Donohoe’s relaxed, personable qualities were present from his earliest days as finance minister in 2017.
He was looking after his children at the family’s redbrick home in north Dublin when two senior officials turned up with the paperwork for the sale of a government stake in AIB Group Plc.
With the Irish taxpayer set for a windfall of 3 billion euros ($3.4 billion), Donohoe told his aides to get a photo of the signing so that he could post it on social media. But when he looked at the picture, he decided that his garb of shorts and a hoodie didn’t quite strike the right tone.
The picture never did see the light of day.
“People like Paschal, regardless of rank,” said Feargal Purcell, a director at public relations firm Edelman who grew to know Donohoe well when he was a government spokesman. “He’s that irresistible combination of intelligence and likeability, a man who smiles and delivers.”
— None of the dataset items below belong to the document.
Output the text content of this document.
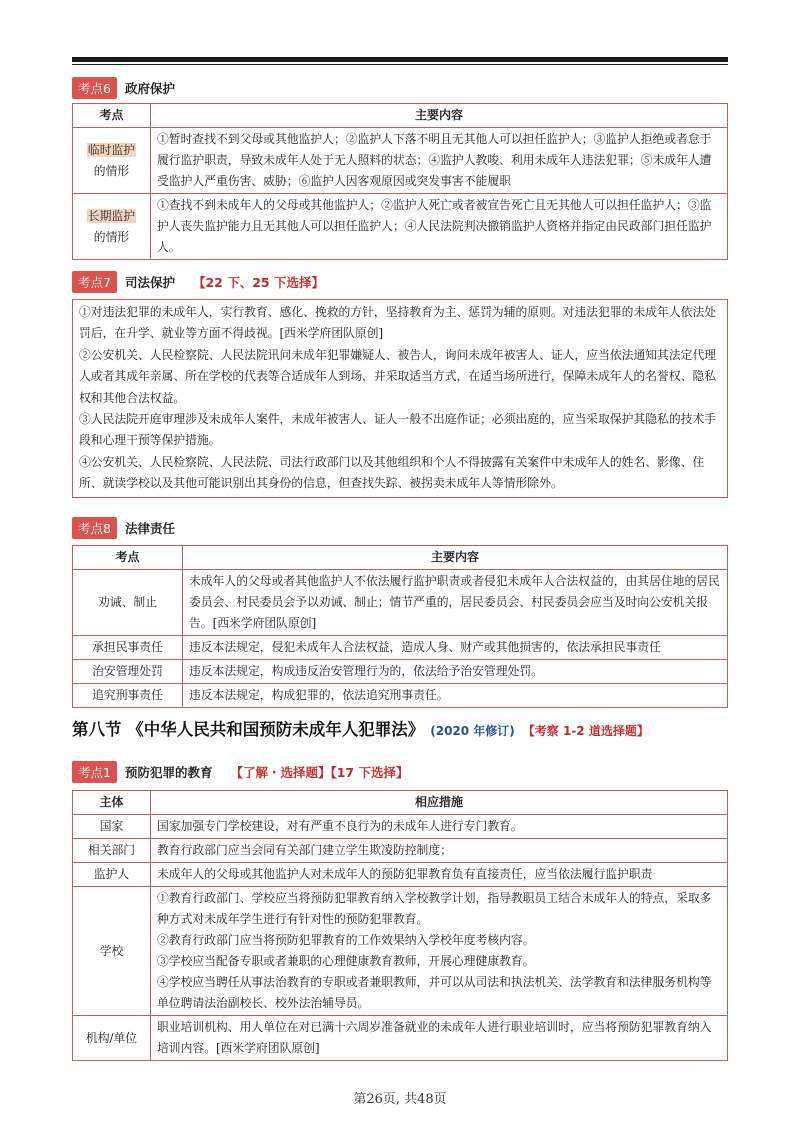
考点6	政府保护
考点	主要内容

临时监护
的情形	①暂时查找不到父母或其他监护人；②监护人下落不明且无其他人可以担任监护人；③监护人拒绝或者怠于履行监护职责，导致未成年人处于无人照料的状态；④监护人教唆、利用未成年人违法犯罪；⑤未成年人遭受监护人严重伤害、威胁；⑥监护人因客观原因或突发事害不能履职

长期监护
的情形	①查找不到未成年人的父母或其他监护人；②监护人死亡或者被宣告死亡且无其他人可以担任监护人；③监护人丧失监护能力且无其他人可以担任监护人；④人民法院判决撤销监护人资格并指定由民政部门担任监护人。
考点7	司法保护 【22 下、25 下选择】

①对违法犯罪的未成年人，实行教育、感化、挽救的方针，坚持教育为主、惩罚为辅的原则。对违法犯罪的未成年人依法处罚后，在升学、就业等方面不得歧视。[西米学府团队原创]

②公安机关、人民检察院、人民法院讯问未成年犯罪嫌疑人、被告人，询问未成年被害人、证人，应当依法通知其法定代理人或者其成年亲属、所在学校的代表等合适成年人到场，并采取适当方式，在适当场所进行，保障未成年人的名誉权、隐私权和其他合法权益。

③人民法院开庭审理涉及未成年人案件，未成年被害人、证人一般不出庭作证；必须出庭的，应当采取保护其隐私的技术手段和心理干预等保护措施。

④公安机关、人民检察院、人民法院、司法行政部门以及其他组织和个人不得披露有关案件中未成年人的姓名、影像、住所、就读学校以及其他可能识别出其身份的信息，但查找失踪、被拐卖未成年人等情形除外。

考点8	法律责任
考点	主要内容
劝诫、制止	未成年人的父母或者其他监护人不依法履行监护职责或者侵犯未成年人合法权益的，由其居住地的居民委员会、村民委员会予以劝诫、制止；情节严重的，居民委员会、村民委员会应当及时向公安机关报告。[西米学府团队原创]
承担民事责任	违反本法规定，侵犯未成年人合法权益，造成人身、财产或其他损害的，依法承担民事责任
治安管理处罚	违反本法规定，构成违反治安管理行为的，依法给予治安管理处罚。
追究刑事责任	违反本法规定，构成犯罪的，依法追究刑事责任。
第八节 《中华人民共和国预防未成年人犯罪法》 (2020 年修订) 【考察 1-2 道选择题】
考点1	预防犯罪的教育 【了解・选择题】【17 下选择】
主体	相应措施
国家	国家加强专门学校建设，对有严重不良行为的未成年人进行专门教育。
相关部门	教育行政部门应当会同有关部门建立学生欺凌防控制度；
监护人	未成年人的父母或其他监护人对未成年人的预防犯罪教育负有直接责任，应当依法履行监护职责
学校	①教育行政部门、学校应当将预防犯罪教育纳入学校教学计划，指导教职员工结合未成年人的特点，采取多种方式对未成年学生进行有针对性的预防犯罪教育。
②教育行政部门应当将预防犯罪教育的工作效果纳入学校年度考核内容。
③学校应当配备专职或者兼职的心理健康教育教师，开展心理健康教育。
④学校应当聘任从事法治教育的专职或者兼职教师，并可以从司法和执法机关、法学教育和法律服务机构等单位聘请法治副校长、校外法治辅导员。

机构/单位	职业培训机构、用人单位在对已满十六周岁准备就业的未成年人进行职业培训时，应当将预防犯罪教育纳入培训内容。[西米学府团队原创]
第26页, 共48页
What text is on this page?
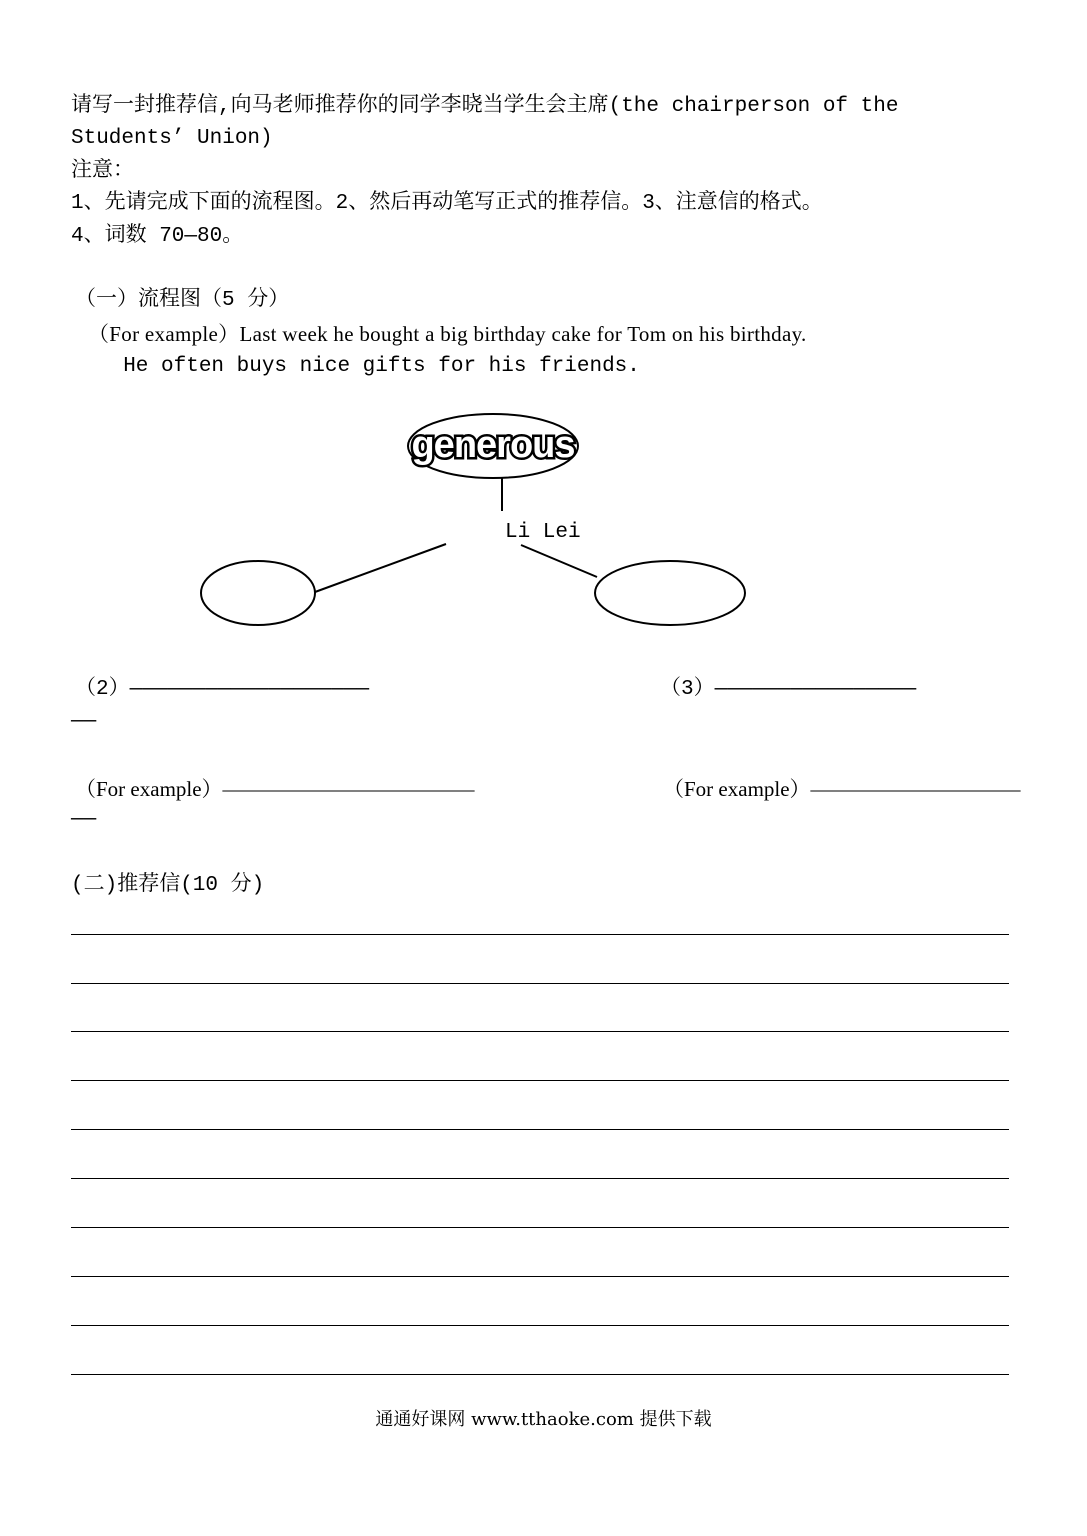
请写一封推荐信,向马老师推荐你的同学李晓当学生会主席(the chairperson of the
Students’ Union)
注意：
1、先请完成下面的流程图。2、然后再动笔写正式的推荐信。3、注意信的格式。
4、词数 70—80。
（一）流程图（5 分）
（For example）Last week he bought a big birthday cake for Tom on his birthday.
He often buys nice gifts for his friends.
generous
Li Lei
（2）———————————————————	（3）————————————————
——
（For example）————————————	（For example）——————————
——
(二)推荐信(10 分)
通通好课网 www.tthaoke.com 提供下载
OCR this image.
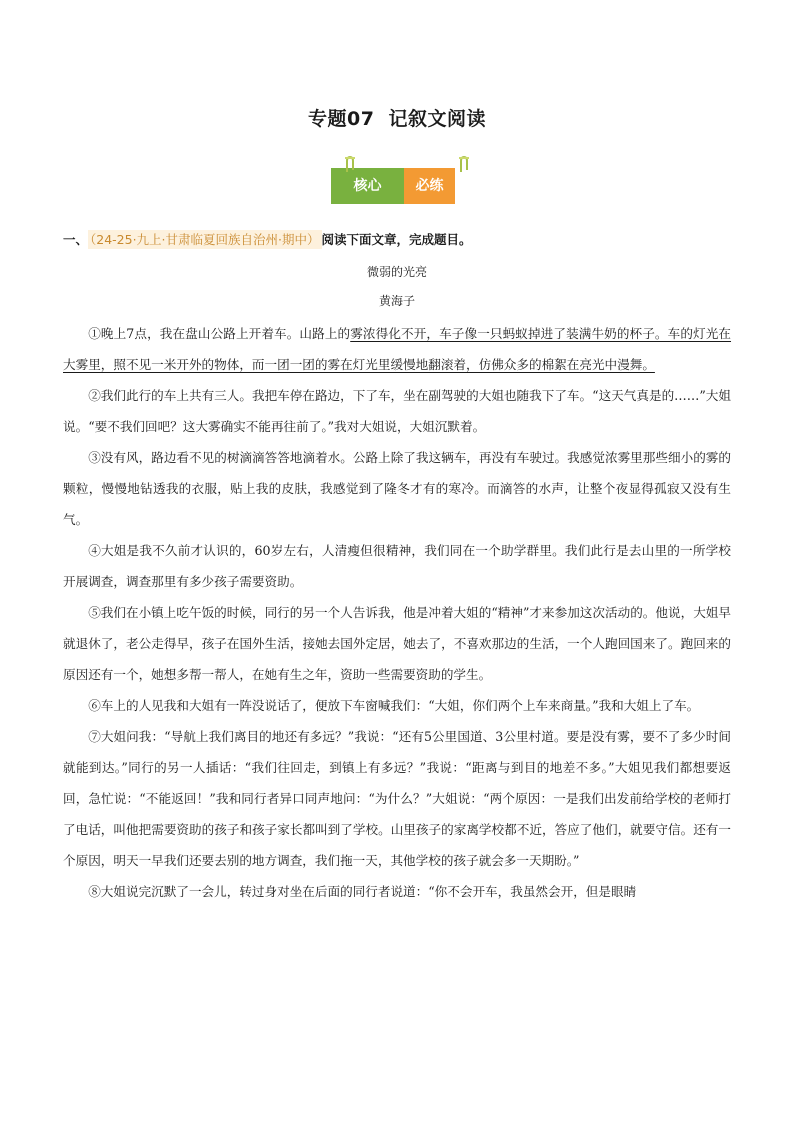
专题07 记叙文阅读
核心	必练
一、 （24-25·九上·甘肃临夏回族自治州·期中） 阅读下面文章，完成题目。
微弱的光亮
黄海子

①晚上7点，我在盘山公路上开着车。山路上的雾浓得化不开，车子像一只蚂蚁掉进了装满牛奶的杯子。车的灯光在大雾里，照不见一米开外的物体，而一团一团的雾在灯光里缓慢地翻滚着，仿佛众多的棉絮在亮光中漫舞。

②我们此行的车上共有三人。我把车停在路边，下了车，坐在副驾驶的大姐也随我下了车。“这天气真是的……”大姐说。“要不我们回吧？这大雾确实不能再往前了。”我对大姐说，大姐沉默着。

③没有风，路边看不见的树滴滴答答地滴着水。公路上除了我这辆车，再没有车驶过。我感觉浓雾里那些细小的雾的颗粒，慢慢地钻透我的衣服，贴上我的皮肤，我感觉到了隆冬才有的寒冷。而滴答的水声，让整个夜显得孤寂又没有生气。

④大姐是我不久前才认识的，60岁左右，人清瘦但很精神，我们同在一个助学群里。我们此行是去山里的一所学校开展调查，调查那里有多少孩子需要资助。

⑤我们在小镇上吃午饭的时候，同行的另一个人告诉我，他是冲着大姐的“精神”才来参加这次活动的。他说，大姐早就退休了，老公走得早，孩子在国外生活，接她去国外定居，她去了，不喜欢那边的生活，一个人跑回国来了。跑回来的原因还有一个，她想多帮一帮人，在她有生之年，资助一些需要资助的学生。

⑥车上的人见我和大姐有一阵没说话了，便放下车窗喊我们：“大姐，你们两个上车来商量。”我和大姐上了车。

⑦大姐问我：“导航上我们离目的地还有多远？”我说：“还有5公里国道、3公里村道。要是没有雾，要不了多少时间就能到达。”同行的另一人插话：“我们往回走，到镇上有多远？”我说：“距离与到目的地差不多。”大姐见我们都想要返回，急忙说：“不能返回！”我和同行者异口同声地问：“为什么？”大姐说：“两个原因：一是我们出发前给学校的老师打了电话，叫他把需要资助的孩子和孩子家长都叫到了学校。山里孩子的家离学校都不近，答应了他们，就要守信。还有一个原因，明天一早我们还要去别的地方调查，我们拖一天，其他学校的孩子就会多一天期盼。”

⑧大姐说完沉默了一会儿，转过身对坐在后面的同行者说道：“你不会开车，我虽然会开，但是眼睛
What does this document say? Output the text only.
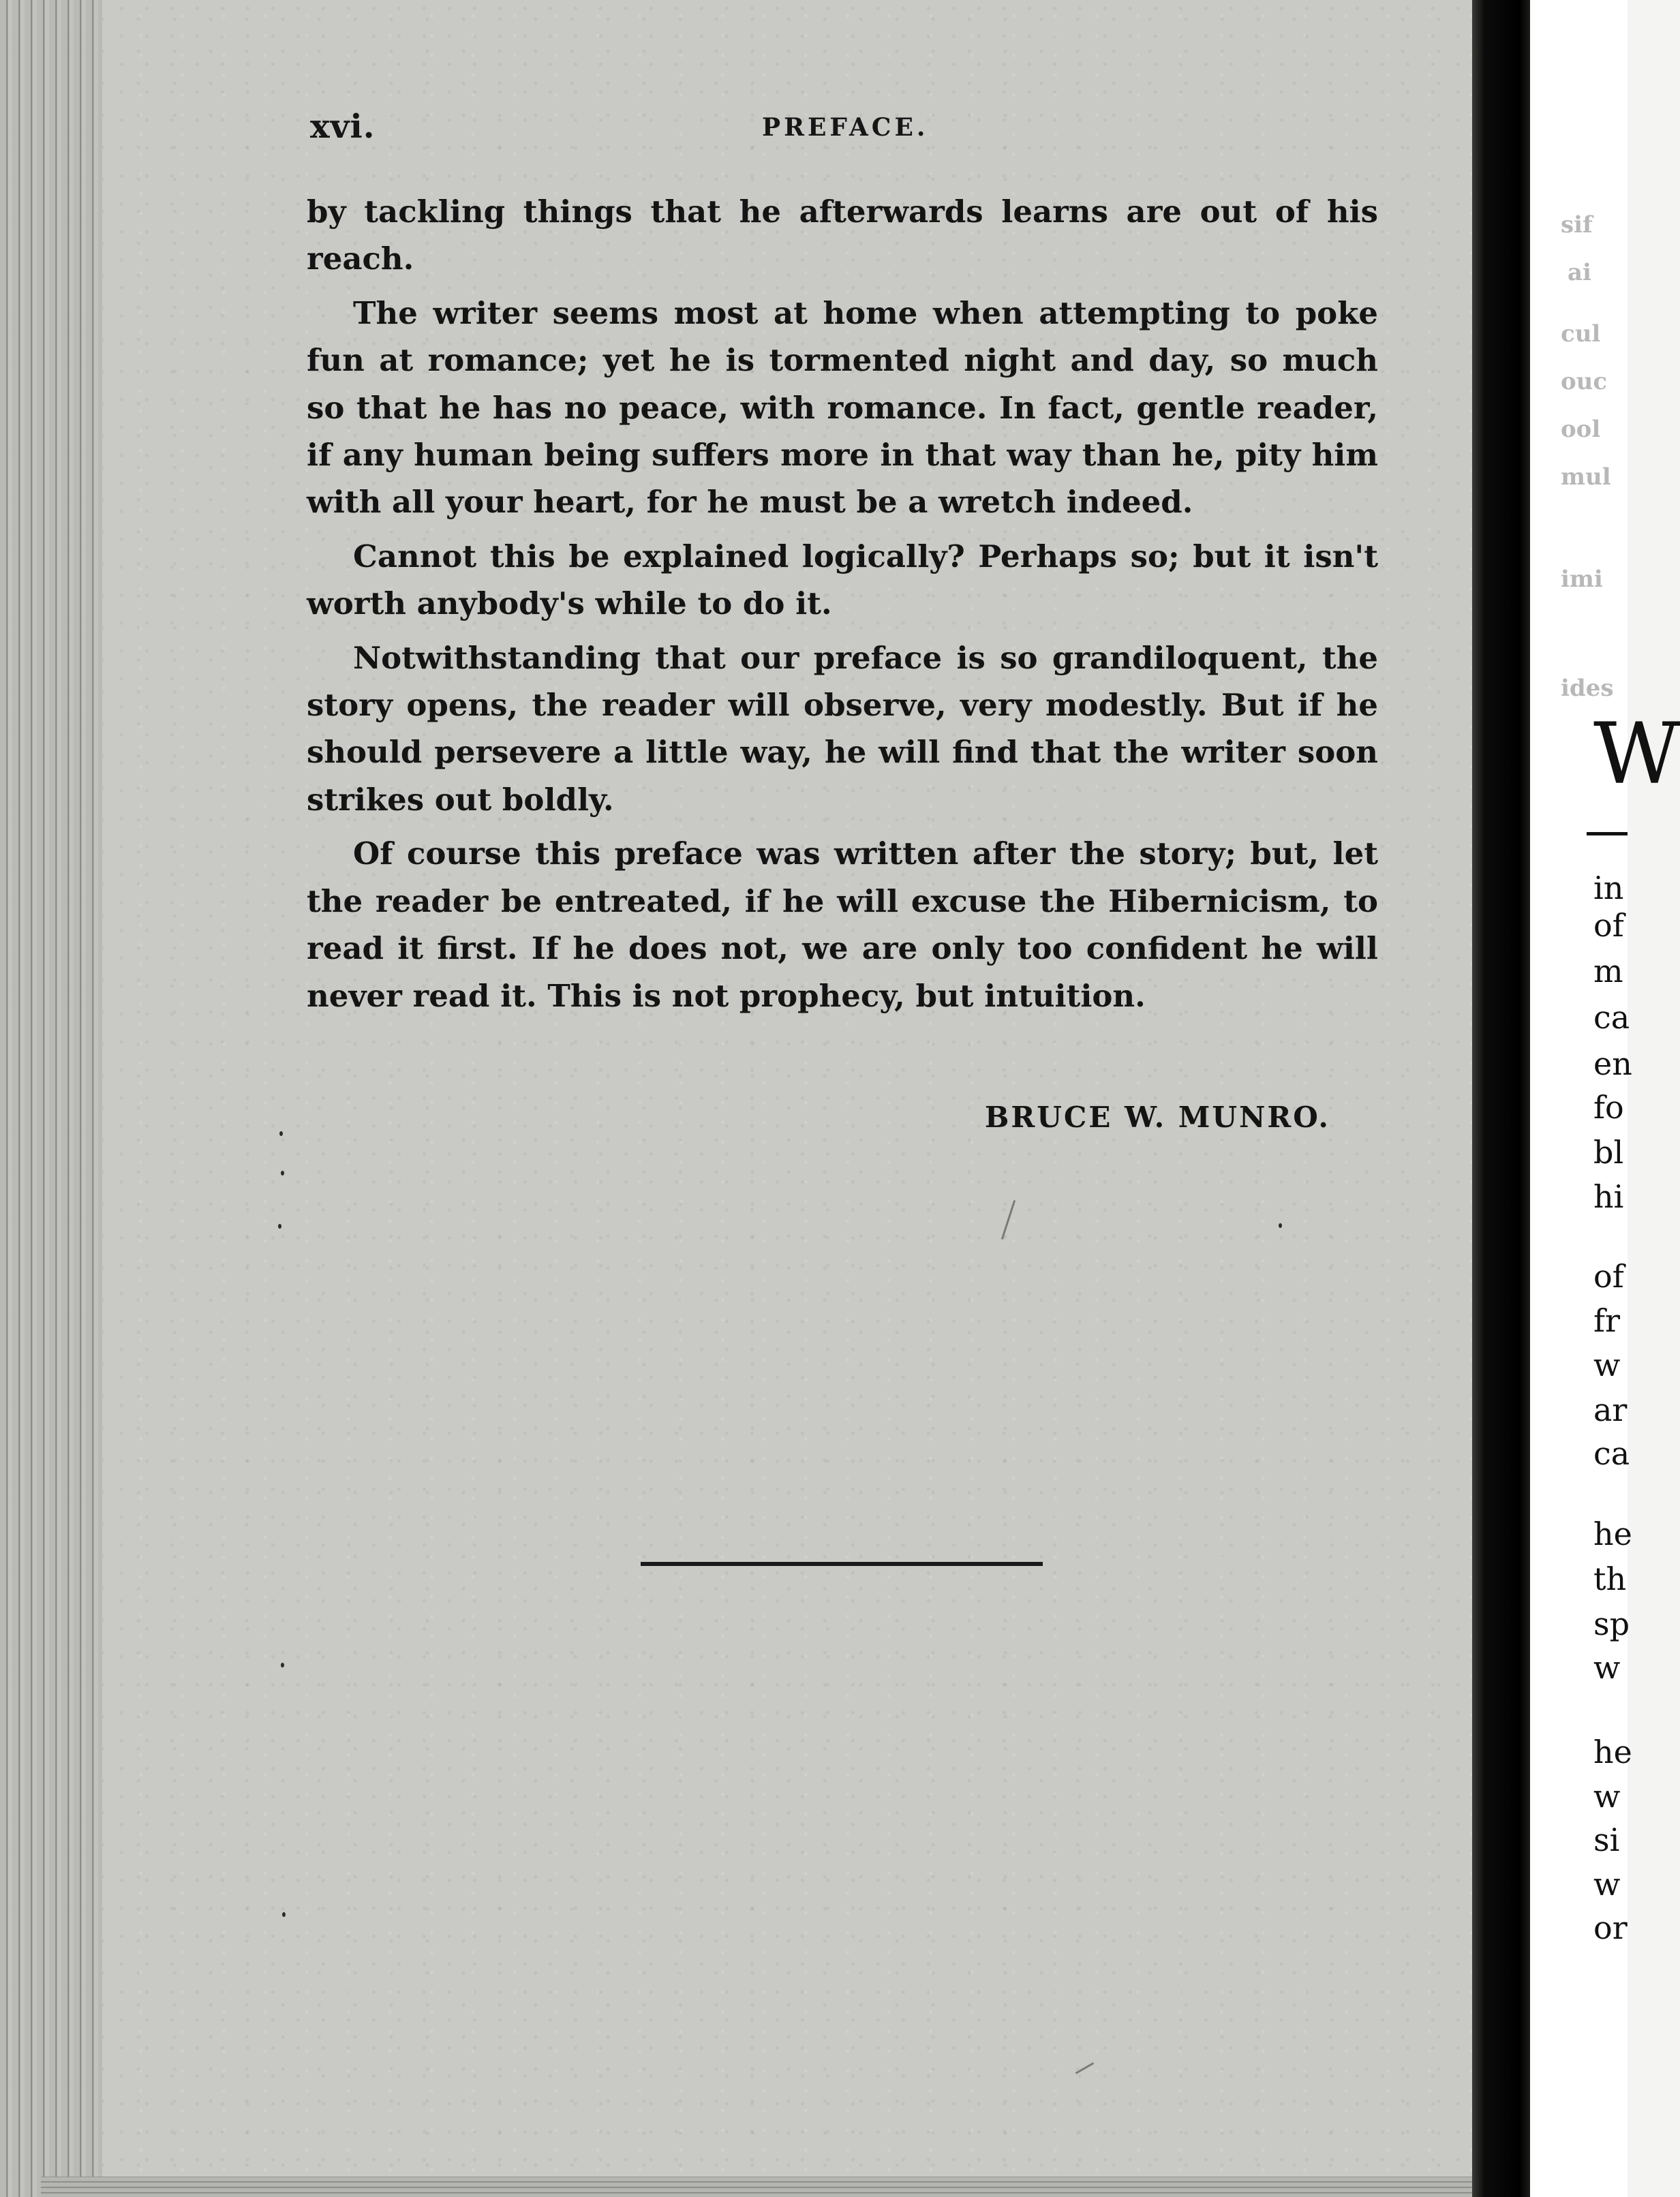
xvi.	PREFACE.

by tackling things that he afterwards learns are out of his reach.

The writer seems most at home when attempting to poke fun at romance; yet he is tormented night and day, so much so that he has no peace, with romance. In fact, gentle reader, if any human being suffers more in that way than he, pity him with all your heart, for he must be a wretch indeed.

Cannot this be explained logically? Perhaps so; but it isn't worth anybody's while to do it.

Notwithstanding that our preface is so grandiloquent, the story opens, the reader will observe, very modestly. But if he should persevere a little way, he will find that the writer soon strikes out boldly.

Of course this preface was written after the story; but, let the reader be entreated, if he will excuse the Hibernicism, to read it first. If he does not, we are only too confident he will never read it. This is not prophecy, but intuition.

BRUCE W. MUNRO.
sif
ai
cul
ouc
ool
mul
imi
ides
W
in
of
m
ca
en
fo
bl
hi
of
fr
w
ar
ca
he
th
sp
w
he
w
si
w
or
It’s been a swift rise for Donohoe, who was first elected to the Irish parliament in 2011. A member of the center-right Fine Gael party, he has since held his seat in the mainly blue-collar area where Mary Lou McDonald, leader of the left wing group Sinn Fein, also has her constituency. As he campaigned for his colleagues’ votes, he told them tha
t background had gotten him used to cut-throat electoral fights.
Donohoe has consistently preached of the need for fiscal discipline, while also endorsing southern Europe’s push for the mutualization of debt during the coronavirus crisis. He’s gone along with international efforts to overhaul the global corporate tax system, while remaining adamant that smaller countries in the bloc need the right to set their own tax rates.
His ascent is also testament to Ireland’s success in building alliances with other like-minded EU nations such as the Baltic and Benelux countries in the wake of the U.K.’s exit from the bloc. Former Irish central bank governor Philip Lane is now the European Central Bank’s chief economist. Former government minister Phil Hogan holds the pivotal job of European Trade Commissioner.
At the same time, Donohoe is a skilled political operator willing to take tough decisions. As transport minister in 2015, he pushed ahead with the sale of Aer Lingus Group Plc to IAG SA in the face of union opposition and concern it may cost his party votes in his north Dublin district, where many of the airline’s workers lived.
He’s faced down bankers in their quest to win the return of bonuses, banned after the state bailouts and on a recent call with business leaders, he reproached one prominent figure, who had used a high-profile radio slot to call for a cut in sales tax, according to a person who was on the call.
The chief executive would have been better advised to use the time to reassure customers on the safety of his reopened business, Donohoe told him, saying he had heard his tax pitch before.
“People know he’s teak tough,” said Purcell. “And he’s not finished yet.”